We need to understand that words can hurt. Words can kill. Words can be the agents of despair and death . . . or conveyers of care and concern, life, encouragement, and love.

At some point, some of us may simply need to arbitrarily call a halt to our own overtly critical behavior--something I have done on more than one occasion because, in the light of the Lord's love and spirit, that behavior is clearly and simply wrong!

The deeper truth is that we need to call a halt before we get stuck in a place that has a stronger lure than we might like to recognize or think about. Hell is about liking hurt and destruction. Liking it! And that is exactly what often happens on the inside of the criticizing person.

This may be an uncomfortable idea, and may seem harmful to our self-esteem. But any self-esteem that asks us to turn away from what may actually be happening is quicksand wanting us to think it is rock--and should itself be turned away from!

This does not mean there is never a place for criticism. Far from it! Clearly there is a place for it. What it does mean is that we should all be very clear as to where we are moving from within ourselves before we offer it. At base, criticism is really a function of competence: we need to know what we're talking about!

And how do we get to know what we're talking about? How do we become competent to criticize? It's all summed up in one simple phrase: You can't really understand people until you first come to love them. You can't become competent to criticize someone until you come to love them first! That is a prerequisite. Love is a condition of understanding.

There is something about loving the other person that makes us more deeply knowing and wise. And what's really interesting to me is that when we get to that place, there's much less starch in our sails to even begin to criticize! Look at the angels. They are so good and so warm that they will even defend or make light of the evils that they see in us much more clearly than we do. Do you see the dramatic difference in attitude and outcome that loving the other person makes?

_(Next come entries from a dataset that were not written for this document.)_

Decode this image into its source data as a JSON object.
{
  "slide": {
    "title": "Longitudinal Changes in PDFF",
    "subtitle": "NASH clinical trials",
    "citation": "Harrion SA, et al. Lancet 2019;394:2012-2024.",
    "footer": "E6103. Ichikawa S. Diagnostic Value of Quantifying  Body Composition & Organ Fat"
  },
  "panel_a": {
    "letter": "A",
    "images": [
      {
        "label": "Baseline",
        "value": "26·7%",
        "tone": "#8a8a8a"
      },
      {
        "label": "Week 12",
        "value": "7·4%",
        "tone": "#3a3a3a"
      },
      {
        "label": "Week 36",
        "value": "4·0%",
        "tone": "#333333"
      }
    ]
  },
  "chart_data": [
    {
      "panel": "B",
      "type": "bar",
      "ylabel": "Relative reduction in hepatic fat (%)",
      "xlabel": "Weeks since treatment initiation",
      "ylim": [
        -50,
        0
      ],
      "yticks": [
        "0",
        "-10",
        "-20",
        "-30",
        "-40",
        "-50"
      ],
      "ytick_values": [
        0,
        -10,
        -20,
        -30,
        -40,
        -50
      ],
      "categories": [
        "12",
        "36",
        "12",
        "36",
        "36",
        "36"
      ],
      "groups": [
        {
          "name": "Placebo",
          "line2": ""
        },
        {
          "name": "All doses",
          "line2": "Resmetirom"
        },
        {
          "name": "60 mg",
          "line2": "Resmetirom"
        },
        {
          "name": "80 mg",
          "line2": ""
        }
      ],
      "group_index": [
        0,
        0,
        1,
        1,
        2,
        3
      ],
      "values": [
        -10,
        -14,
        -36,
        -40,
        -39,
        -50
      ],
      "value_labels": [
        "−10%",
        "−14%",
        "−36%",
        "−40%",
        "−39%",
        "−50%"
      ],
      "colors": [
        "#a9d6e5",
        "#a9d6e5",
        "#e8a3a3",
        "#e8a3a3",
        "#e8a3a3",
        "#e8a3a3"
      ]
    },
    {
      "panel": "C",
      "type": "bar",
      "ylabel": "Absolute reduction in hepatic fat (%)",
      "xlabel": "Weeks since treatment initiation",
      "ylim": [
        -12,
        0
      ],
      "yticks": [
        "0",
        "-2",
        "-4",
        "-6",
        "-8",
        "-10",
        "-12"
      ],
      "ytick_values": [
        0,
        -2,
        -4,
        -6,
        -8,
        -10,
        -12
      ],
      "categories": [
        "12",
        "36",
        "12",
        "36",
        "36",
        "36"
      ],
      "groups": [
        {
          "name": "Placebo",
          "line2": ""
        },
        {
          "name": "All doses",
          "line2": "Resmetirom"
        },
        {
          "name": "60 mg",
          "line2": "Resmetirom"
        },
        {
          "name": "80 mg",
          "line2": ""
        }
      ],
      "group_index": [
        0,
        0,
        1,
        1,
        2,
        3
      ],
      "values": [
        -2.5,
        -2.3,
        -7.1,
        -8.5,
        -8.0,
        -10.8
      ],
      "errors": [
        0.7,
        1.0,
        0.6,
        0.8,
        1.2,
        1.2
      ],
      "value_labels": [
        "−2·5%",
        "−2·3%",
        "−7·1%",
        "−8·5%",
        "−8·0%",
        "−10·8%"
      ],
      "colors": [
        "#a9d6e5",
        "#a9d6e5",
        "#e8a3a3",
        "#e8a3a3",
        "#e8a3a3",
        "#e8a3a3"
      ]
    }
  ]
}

The ninth commandment is about "not bearing false witness." That commandment in its internal meaning goes way beyond merely refraining from malicious and intentional lying. It also requires honesty with ourselves and with others. We must not only not lie and bear false witness; we must also seek to recognize and support the good in one another, and not misjudge or exaggerate each other's problems or evils. This will put us in the best position to make criticism a creative and constructive experience whenever it is truly called for.

Prayer

Dear Lord, it is so easy to point out and criticize everything that is wrong in others, while excusing and defending anything wrong in ourselves. It is harder to refrain from criticism or excuses. It is hardest to both offer and accept criticism in love and honesty. Help us, we pray, both to give and to receive right criticism, so that we may all grow in spirit, in love, and in community. Amen.